Department of Biomedical Engineering, Worcester Polytechnic Institute, 60 Prescott Street, Worcester, MA, 01605, USA.
Department of Mechanical Engineering, Worcester Polytechnic Institute, 100 Institute Road, Worcester, MA, 01609, USA.
Ann Biomed Eng. 2021 Oct;49(10):2777-2790. doi: 10.1007/s10439-021-02840-w. Epub 2021 Aug 2.

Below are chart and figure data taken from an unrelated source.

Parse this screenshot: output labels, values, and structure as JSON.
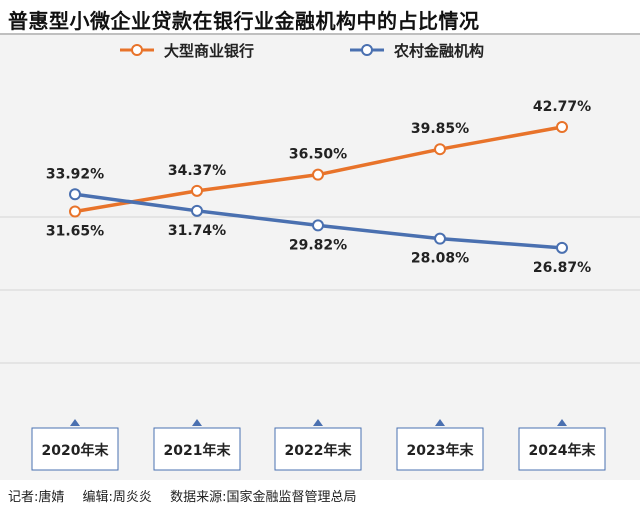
{
  "title": "普惠型小微企业贷款在银行业金融机构中的占比情况",
  "colors": {
    "orange": "#e8732a",
    "blue": "#4a70b0",
    "grid": "#d4d4d4",
    "box_border": "#4a70b0"
  },
  "footer": {
    "reporter": "记者:唐婧",
    "editor": "编辑:周炎炎",
    "source": "数据来源:国家金融监督管理总局"
  },
  "chart_data": {
    "type": "line",
    "categories": [
      "2020年末",
      "2021年末",
      "2022年末",
      "2023年末",
      "2024年末"
    ],
    "series": [
      {
        "name": "大型商业银行",
        "color": "#e8732a",
        "values": [
          31.65,
          34.37,
          36.5,
          39.85,
          42.77
        ],
        "labels": [
          "31.65%",
          "34.37%",
          "36.50%",
          "39.85%",
          "42.77%"
        ]
      },
      {
        "name": "农村金融机构",
        "color": "#4a70b0",
        "values": [
          33.92,
          31.74,
          29.82,
          28.08,
          26.87
        ],
        "labels": [
          "33.92%",
          "31.74%",
          "29.82%",
          "28.08%",
          "26.87%"
        ]
      }
    ],
    "grid": true,
    "legend_position": "top"
  }
}
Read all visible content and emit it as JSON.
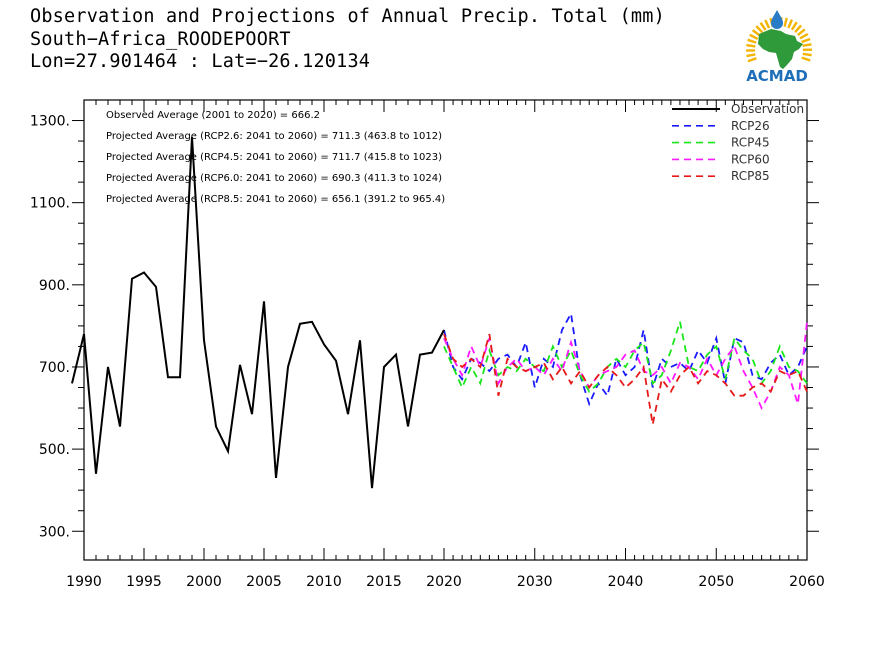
{
  "title": {
    "line1": "Observation and Projections of Annual Precip. Total (mm)",
    "line2": "South−Africa_ROODEPOORT",
    "line3": "Lon=27.901464 : Lat=−26.120134"
  },
  "logo": {
    "text": "ACMAD",
    "colors": {
      "africa": "#2e9a3a",
      "drop": "#2a7cc7",
      "sun": "#f2b400",
      "text": "#1e6fb8"
    }
  },
  "chart_data": {
    "type": "line",
    "xlim": [
      1990,
      2060
    ],
    "ylim": [
      230,
      1350
    ],
    "x_ticks_labeled": [
      1990,
      1995,
      2000,
      2005,
      2010,
      2015,
      2020,
      2030,
      2040,
      2050,
      2060
    ],
    "y_ticks_labeled": [
      300,
      500,
      700,
      900,
      1100,
      1300
    ],
    "y_tick_labels": [
      "300.",
      "500.",
      "700.",
      "900.",
      "1100.",
      "1300."
    ],
    "grid": false,
    "legend_position": "top-right",
    "annotations": [
      "Observed Average (2001 to 2020) = 666.2",
      "Projected Average (RCP2.6: 2041 to 2060) = 711.3 (463.8 to 1012)",
      "Projected Average (RCP4.5: 2041 to 2060) = 711.7 (415.8 to 1023)",
      "Projected Average (RCP6.0: 2041 to 2060) = 690.3 (411.3 to 1024)",
      "Projected Average (RCP8.5: 2041 to 2060) = 656.1 (391.2 to 965.4)"
    ],
    "series": [
      {
        "name": "Observation",
        "color": "#000000",
        "dashed": false,
        "x": [
          1989,
          1990,
          1991,
          1992,
          1993,
          1994,
          1995,
          1996,
          1997,
          1998,
          1999,
          2000,
          2001,
          2002,
          2003,
          2004,
          2005,
          2006,
          2007,
          2008,
          2009,
          2010,
          2011,
          2012,
          2013,
          2014,
          2015,
          2016,
          2017,
          2018,
          2019,
          2020
        ],
        "values": [
          660,
          780,
          440,
          700,
          555,
          915,
          930,
          895,
          675,
          675,
          1260,
          765,
          555,
          495,
          705,
          585,
          860,
          430,
          700,
          805,
          810,
          755,
          715,
          585,
          765,
          405,
          700,
          730,
          555,
          730,
          735,
          790
        ]
      },
      {
        "name": "RCP26",
        "color": "#1a1aff",
        "dashed": true,
        "x": [
          2020,
          2021,
          2022,
          2023,
          2024,
          2025,
          2026,
          2027,
          2028,
          2029,
          2030,
          2031,
          2032,
          2033,
          2034,
          2035,
          2036,
          2037,
          2038,
          2039,
          2040,
          2041,
          2042,
          2043,
          2044,
          2045,
          2046,
          2047,
          2048,
          2049,
          2050,
          2051,
          2052,
          2053,
          2054,
          2055,
          2056,
          2057,
          2058,
          2059,
          2060
        ],
        "values": [
          790,
          700,
          670,
          720,
          710,
          690,
          720,
          730,
          700,
          760,
          650,
          720,
          700,
          790,
          830,
          680,
          610,
          660,
          630,
          720,
          680,
          700,
          790,
          650,
          720,
          700,
          710,
          690,
          740,
          710,
          770,
          660,
          770,
          760,
          680,
          670,
          710,
          730,
          680,
          700,
          750
        ]
      },
      {
        "name": "RCP45",
        "color": "#19e619",
        "dashed": true,
        "x": [
          2020,
          2021,
          2022,
          2023,
          2024,
          2025,
          2026,
          2027,
          2028,
          2029,
          2030,
          2031,
          2032,
          2033,
          2034,
          2035,
          2036,
          2037,
          2038,
          2039,
          2040,
          2041,
          2042,
          2043,
          2044,
          2045,
          2046,
          2047,
          2048,
          2049,
          2050,
          2051,
          2052,
          2053,
          2054,
          2055,
          2056,
          2057,
          2058,
          2059,
          2060
        ],
        "values": [
          750,
          700,
          650,
          700,
          660,
          740,
          680,
          700,
          690,
          720,
          700,
          690,
          750,
          700,
          740,
          680,
          640,
          660,
          700,
          720,
          700,
          740,
          760,
          660,
          680,
          740,
          810,
          700,
          690,
          730,
          750,
          670,
          770,
          740,
          720,
          660,
          690,
          750,
          700,
          690,
          660
        ]
      },
      {
        "name": "RCP60",
        "color": "#ff19ff",
        "dashed": true,
        "x": [
          2020,
          2021,
          2022,
          2023,
          2024,
          2025,
          2026,
          2027,
          2028,
          2029,
          2030,
          2031,
          2032,
          2033,
          2034,
          2035,
          2036,
          2037,
          2038,
          2039,
          2040,
          2041,
          2042,
          2043,
          2044,
          2045,
          2046,
          2047,
          2048,
          2049,
          2050,
          2051,
          2052,
          2053,
          2054,
          2055,
          2056,
          2057,
          2058,
          2059,
          2060
        ],
        "values": [
          770,
          720,
          680,
          750,
          700,
          770,
          660,
          700,
          720,
          690,
          700,
          680,
          720,
          690,
          760,
          690,
          650,
          680,
          690,
          700,
          730,
          740,
          690,
          680,
          700,
          660,
          710,
          700,
          670,
          720,
          680,
          720,
          750,
          690,
          650,
          600,
          640,
          700,
          680,
          610,
          810
        ]
      },
      {
        "name": "RCP85",
        "color": "#e61919",
        "dashed": true,
        "x": [
          2020,
          2021,
          2022,
          2023,
          2024,
          2025,
          2026,
          2027,
          2028,
          2029,
          2030,
          2031,
          2032,
          2033,
          2034,
          2035,
          2036,
          2037,
          2038,
          2039,
          2040,
          2041,
          2042,
          2043,
          2044,
          2045,
          2046,
          2047,
          2048,
          2049,
          2050,
          2051,
          2052,
          2053,
          2054,
          2055,
          2056,
          2057,
          2058,
          2059,
          2060
        ],
        "values": [
          780,
          720,
          700,
          720,
          700,
          780,
          630,
          720,
          700,
          690,
          700,
          710,
          670,
          700,
          660,
          690,
          650,
          680,
          700,
          680,
          650,
          670,
          700,
          560,
          670,
          640,
          680,
          700,
          660,
          690,
          680,
          660,
          630,
          630,
          650,
          660,
          640,
          690,
          680,
          690,
          640
        ]
      }
    ]
  }
}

Conventional kinematics-based brain injury metrics often approximate peak maximum principal strain (MPS) of the whole brain but ignore the anatomical location of occurrence. In this study, we develop effective impact kinematics consisting of peak rotational velocity and the associated rotational axis to preserve not only peak MPS but also spatially detailed MPS. A pre-computed brain response atlas (pcBRA) serves as a common reference. A training dataset (N = 3069) is used to develop a convolutional neural network (CNN) to automate impact simplification. When preserving peak MPS alone, the CNN-estimated effective peak rotational velocity achieves a coefficient of determination ([Formula: see text]) of ~ 0.96 relative to the directly identified counterpart, far outperforming nominal peak velocity from the resultant profiles ([Formula: see text] of ~ 0.34). Impacts from a subset of data (N = 1900) are also successfully matched with pcBRA idealized impacts based on elementwise MPS, where their regression slope and Pearson correlation coefficient do not deviate from 1.0 (when identical) by more than 0.1. The CNN-estimated effective peak rotation velocity and rotational axis are sufficiently accurate for ~ 73.5% of the impacts. This is not possible for the nominal peak velocity or any other conventional injury metric. The performance may be further improved by expanding the pcBRA to include deceleration and focusing on region-wise strains. This study establishes a new avenue to reduce an arbitrary head impact into an idealized but actual "impact mode" characterized by triplets of basic kinematic variables. They retain specific physical interpretations of head impact and may be an advancement over state-of-the-art kinematics-based scalar metrics for more effective impact comparison in the future.
传统基于运动学的脑损伤指标通常近似于整个大脑的最大主应变峰值 (MPS),但忽略了发生的解剖位置。在这项研究中,我们开发了有效的冲击运动学,包括峰值旋转速度和相关的旋转轴,不仅保留了峰值 MPS,还保留了空间详细的 MPS。预计算的大脑响应图谱 (pcBRA) 用作共同参考。使用训练数据集 (N = 3069) 开发卷积神经网络 (CNN) 以自动简化冲击。当仅保留峰值 MPS 时,CNN 估计的有效峰值旋转速度相对于直接识别的对应物达到了 ~ 0.96 的决定系数 ([公式:见文本]),远远优于来自结果图谱的名义峰值速度 ([公式:见文本]为 ~ 0.34)。还根据元素 MPS 将来自数据子集 (N = 1900) 的冲击与 pcBRA 理想化冲击成功匹配,它们的回归斜率和 Pearson 相关系数不偏离 1.0 (当相同时)超过 0.1。CNN 估计的有效峰值旋转速度和旋转轴对于大约 73.5% 的冲击足够准确。对于名义峰值速度或任何其他常规损伤指标,这是不可能的。通过扩展 pcBRA 以包括减速并专注于区域应变,可以进一步提高性能。本研究为将任意头部冲击简化为以基本运动学变量三元组为特征的理想化但实际的“冲击模式”开辟了新途径。它们保留了头部冲击的特定物理解释,并且可能比基于运动学的最新标量指标更先进,在未来可以更有效地进行冲击比较。